Once fire training was complete, we prospective sailors were loaded once more into cattle cars for one last ride. The cars ground to a halt at a platform where military buses, painted a flat grey color, waited for us. The Navy driver at the wheel sported a funny grin. He knew what we had been through and what still lay ahead. A smooth bus ride through town helped us forget the monotonous clickety-clack of the cattle cars. Our mouths watered as we passed grocery stores, restaurants, and an ice cream parlor.
The driver stopped, pulled a lever that opened the door, and admitted a wide-eyed Chief Petty Officer. Stiff as a hickory stick, the C.P.O. clutched a clipboard, announcing, “You have arrived in Astoria, Oregon, where the Columbia River empties into the Pacific Ocean. Follow me to board the USS Cape Esperance, CVE 88, to which you are assigned for duty.”
Like chickens released from a crowded coop, we newbies poured out of the buses hard on the heels of the petty officer. Tied up at the pier was an enormous gray box with a super-sized 88 painted on its tower. The USS Cape Esperance was an odd looking ship: drab gray with a snub nose, its rear end sawed off square. The huge wooden top, flat as a dining room table, held a forward tower on the starboard side with nothing else to dress it up. The tower stuck out past the edge of the hull, making it appear lopsided. How could an airplane land on what must look to be the size of a postage stamp from a few thousand feet up? Anti-aircraft guns mounted along a narrow catwalk stood ready just below the flight deck. Ah, yes! The firearms I recognized, now well aware as to their intended purpose.
A shrill whistle over the public address system repeated a tune twice, followed by a bass voice that carried clear across the Great Divide. “Now hear this! Now hear this! All hands on deck for muster.”
There was no welcoming committee or brass band to strike up the Navy hymn to meet us. Instead, officers shouted orders that separated the mass of sailors into divisions. Several of my buddies from boot camp were assigned with me to the Second Division.
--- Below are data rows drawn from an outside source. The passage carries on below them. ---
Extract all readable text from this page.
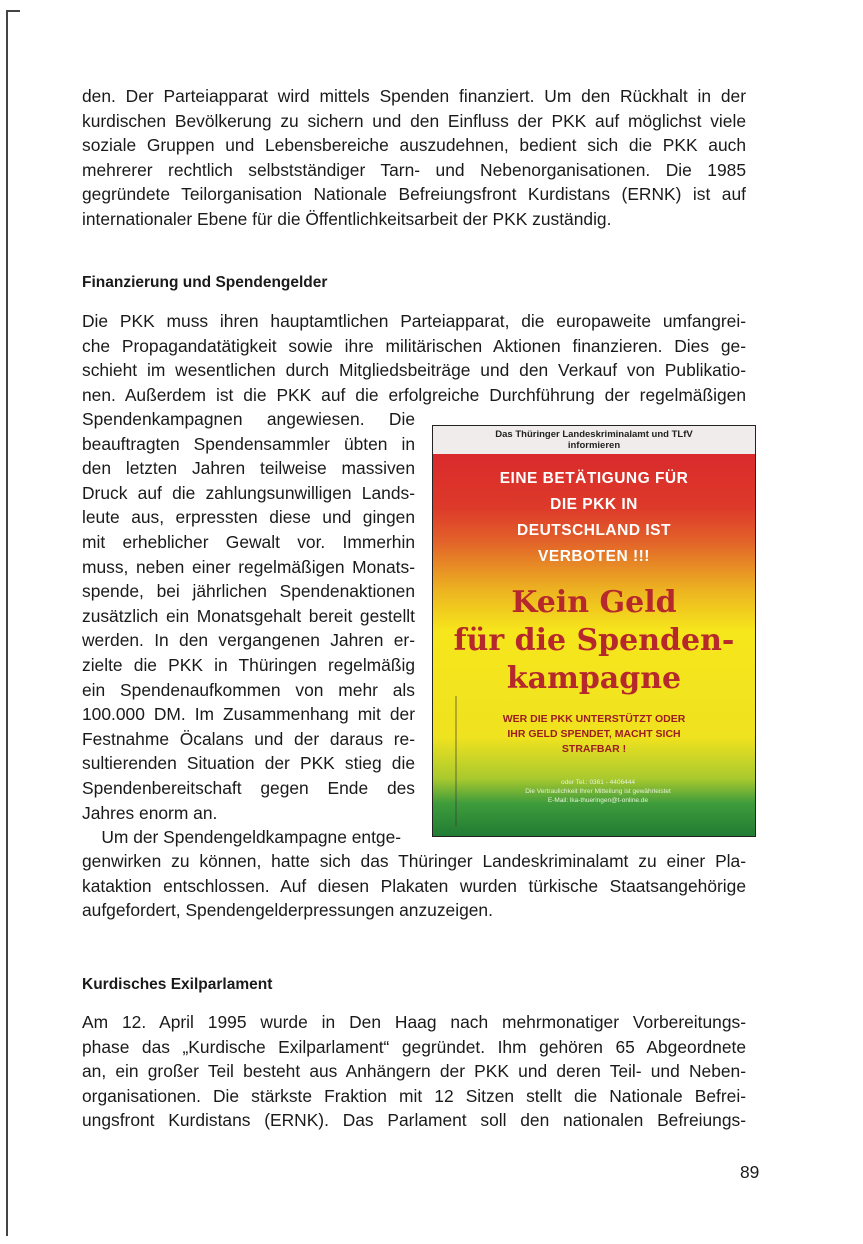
den. Der Parteiapparat wird mittels Spenden finanziert. Um den Rückhalt in der
kurdischen Bevölkerung zu sichern und den Einfluss der PKK auf möglichst viele
soziale Gruppen und Lebensbereiche auszudehnen, bedient sich die PKK auch
mehrerer rechtlich selbstständiger Tarn- und Nebenorganisationen. Die 1985
gegründete Teilorganisation Nationale Befreiungsfront Kurdistans (ERNK) ist auf
internationaler Ebene für die Öffentlichkeitsarbeit der PKK zuständig.

Finanzierung und Spendengelder

Die PKK muss ihren hauptamtlichen Parteiapparat, die europaweite umfangrei-
che Propagandatätigkeit sowie ihre militärischen Aktionen finanzieren. Dies ge-
schieht im wesentlichen durch Mitgliedsbeiträge und den Verkauf von Publikatio-
nen. Außerdem ist die PKK auf die erfolgreiche Durchführung der regelmäßigen

Spendenkampagnen angewiesen. Die
beauftragten Spendensammler übten in
den letzten Jahren teilweise massiven
Druck auf die zahlungsunwilligen Lands-
leute aus, erpressten diese und gingen
mit erheblicher Gewalt vor. Immerhin
muss, neben einer regelmäßigen Monats-
spende, bei jährlichen Spendenaktionen
zusätzlich ein Monatsgehalt bereit gestellt
werden. In den vergangenen Jahren er-
zielte die PKK in Thüringen regelmäßig
ein Spendenaufkommen von mehr als
100.000 DM. Im Zusammenhang mit der
Festnahme Öcalans und der daraus re-
sultierenden Situation der PKK stieg die
Spendenbereitschaft gegen Ende des
Jahres enorm an.
Um der Spendengeldkampagne entge-

Das Thüringer Landeskriminalamt und TLfV
informieren

EINE BETÄTIGUNG FÜR
DIE PKK IN
DEUTSCHLAND IST
VERBOTEN !!!

Kein Geld
für die Spenden-
kampagne

WER DIE PKK UNTERSTÜTZT ODER
IHR GELD SPENDET, MACHT SICH
STRAFBAR !

oder Tel.: 0361 - 4406444
Die Vertraulichkeit Ihrer Mitteilung ist gewährleistet
E-Mail: lka-thueringen@t-online.de

genwirken zu können, hatte sich das Thüringer Landeskriminalamt zu einer Pla-
kataktion entschlossen. Auf diesen Plakaten wurden türkische Staatsangehörige
aufgefordert, Spendengelderpressungen anzuzeigen.

Kurdisches Exilparlament

Am 12. April 1995 wurde in Den Haag nach mehrmonatiger Vorbereitungs-
phase das „Kurdische Exilparlament“ gegründet. Ihm gehören 65 Abgeordnete
an, ein großer Teil besteht aus Anhängern der PKK und deren Teil- und Neben-
organisationen. Die stärkste Fraktion mit 12 Sitzen stellt die Nationale Befrei-
ungsfront Kurdistans (ERNK). Das Parlament soll den nationalen Befreiungs-

89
Another triple-shrill from the P.A. system introduced the same bass voice from the boatswain. “All hands below decks! Secure all personal gear in assigned lockers, and report to hangar deck in thirty minutes!”
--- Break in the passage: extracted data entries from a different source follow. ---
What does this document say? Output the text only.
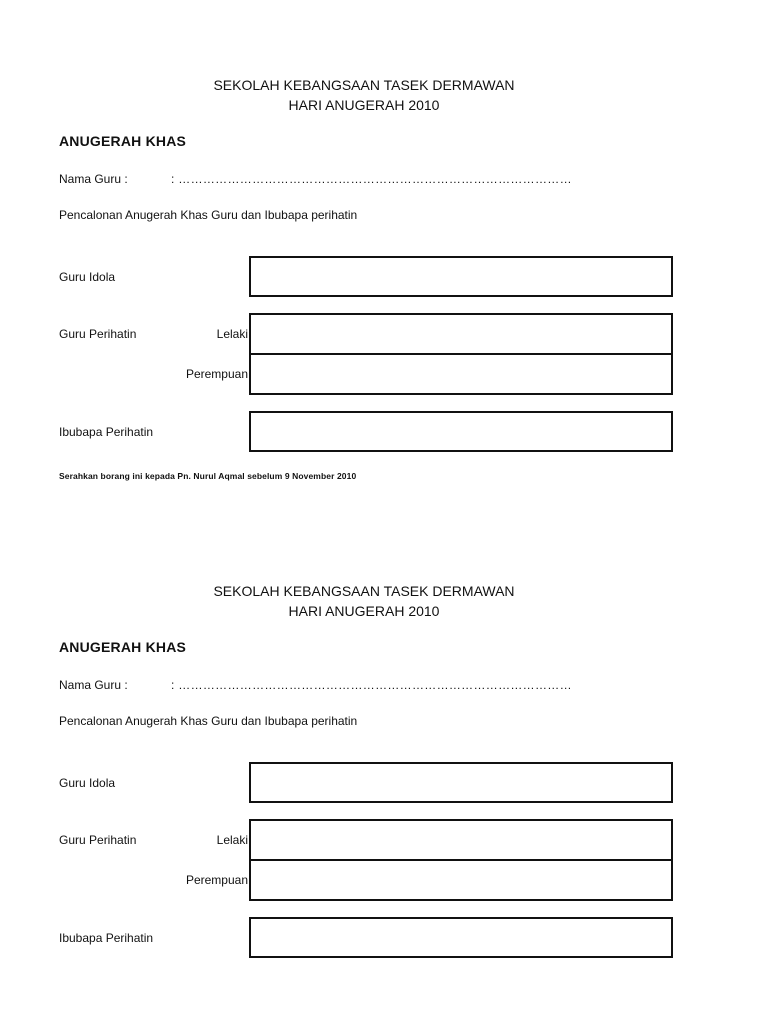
SEKOLAH KEBANGSAAN TASEK DERMAWAN
HARI ANUGERAH 2010
ANUGERAH KHAS
Nama Guru :	: ……………………………………………………………………………………
Pencalonan Anugerah Khas Guru dan Ibubapa perihatin
Guru Idola
Guru Perihatin	Lelaki
Perempuan
Ibubapa Perihatin
Serahkan borang ini kepada Pn. Nurul Aqmal sebelum 9 November 2010
SEKOLAH KEBANGSAAN TASEK DERMAWAN
HARI ANUGERAH 2010
ANUGERAH KHAS
Nama Guru :	: ……………………………………………………………………………………
Pencalonan Anugerah Khas Guru dan Ibubapa perihatin
Guru Idola
Guru Perihatin	Lelaki
Perempuan
Ibubapa Perihatin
Once we completed those orders and returned to the hangar deck as instructed, the PA bellowed again with less-thrilling news. “All hands turn to! Embark all supplies from dock to storage areas!”
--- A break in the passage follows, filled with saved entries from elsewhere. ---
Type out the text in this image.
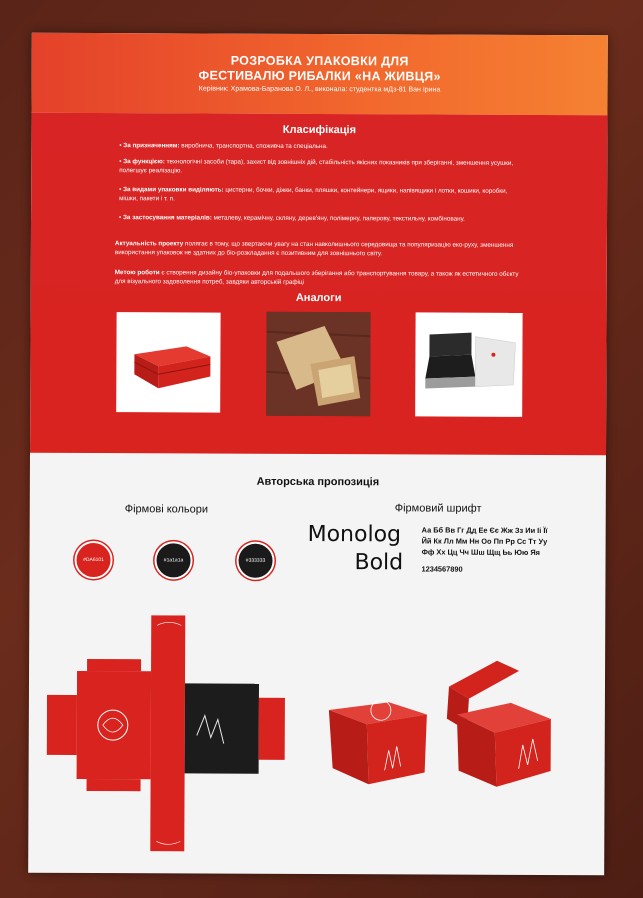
РОЗРОБКА УПАКОВКИ ДЛЯ
ФЕСТИВАЛЮ РИБАЛКИ «НА ЖИВЦЯ»
Керівник: Храмова-Баранова О. Л., виконала: студентка мДз-81 Ван Ірина
Класифікація
• За призначенням: виробнича, транспортна, споживча та спеціальна.
• За функцією: технологічні засоби (тара), захист від зовнішніх дій, стабільність якісних показників при зберіганні, зменшення усушки, полегшує реалізацію.
• За видами упаковки виділяють: цистерни, бочки, діжки, банки, пляшки, контейнери, ящики, напівящики і лотки, кошики, коробки, мішки, пакети і т. п.
• За застосування матеріалів: металеву, керамічну, скляну, дерев'яну, полімерну, паперову, текстильну, комбіновану.
Актуальність проекту полягає в тому, що звертаючи увагу на стан навколишнього середовища та популяризацію еко-руху, зменшення використання упаковок не здатних до біо-розкладання є позитивним для зовнішнього світу.
Метою роботи є створення дизайну біо-упаковки для подальшого зберігання або транспортування товару, а також як естетичного обєкту для візуального задоволення потреб, завдяки авторській графіці
Аналоги
Авторська пропозиція
Фірмові кольори	Фірмовий шрифт
#DA6101	#1a1a1a	#333333
Monolog
Bold
Аа Бб Вв Гг Дд Ее Єє Жж Зз Ии Іі Її
Йй Кк Лл Мм Нн Оо Пп Рр Сс Тт Уу
Фф Хх Цц Чч Шш Щщ Ьь Юю Яя
1234567890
Some of the not-so-robust sailors responded by hunting out hiding places to rest. Their mistake was rewarded with, “Get off your rear ends, you goldbrick landlubbers, and stiffen up to the best attention your lazy bones can muster.” They leaped to their feet, stomped out their cigarettes, and froze at attention.
Quietly, humbly, the boatswain started to lecture. “I’m the boatswain in charge of loading this ship with supplies before we shove off for a shakedown cruise. I’m in trouble if it doesn’t get done on time.” Then with face crimson in anger, he bellowed, “The brig is still nice and new just waiting to make shirkers of duty like you birds comfortable for a few days on bread and water. I simply ain’t gonna let you jerks get me in trouble. If you do I’ll arrange some unlovely extra duty that will make you wish you were back in Sunday School Class. Now, get the heck to work!”
The next morning after chow, the PA again summoned us sailors to the hangar deck where scanty decorations heralded some sort of celebration. The official commissioning ceremony for the U.S.S. Cape Esperance was already in progress when we arrived on the scene. Either I hadn’t listened carefully or hadn’t read the notices, because I was surprised to see about a hundred civilians milling around our hangar deck. The Navy had invited parents and friends of the Esperance’s sailors to attend the ship’s commissioning. Many of my friends waved to people they recognized and looked forward to talking with after the ceremony.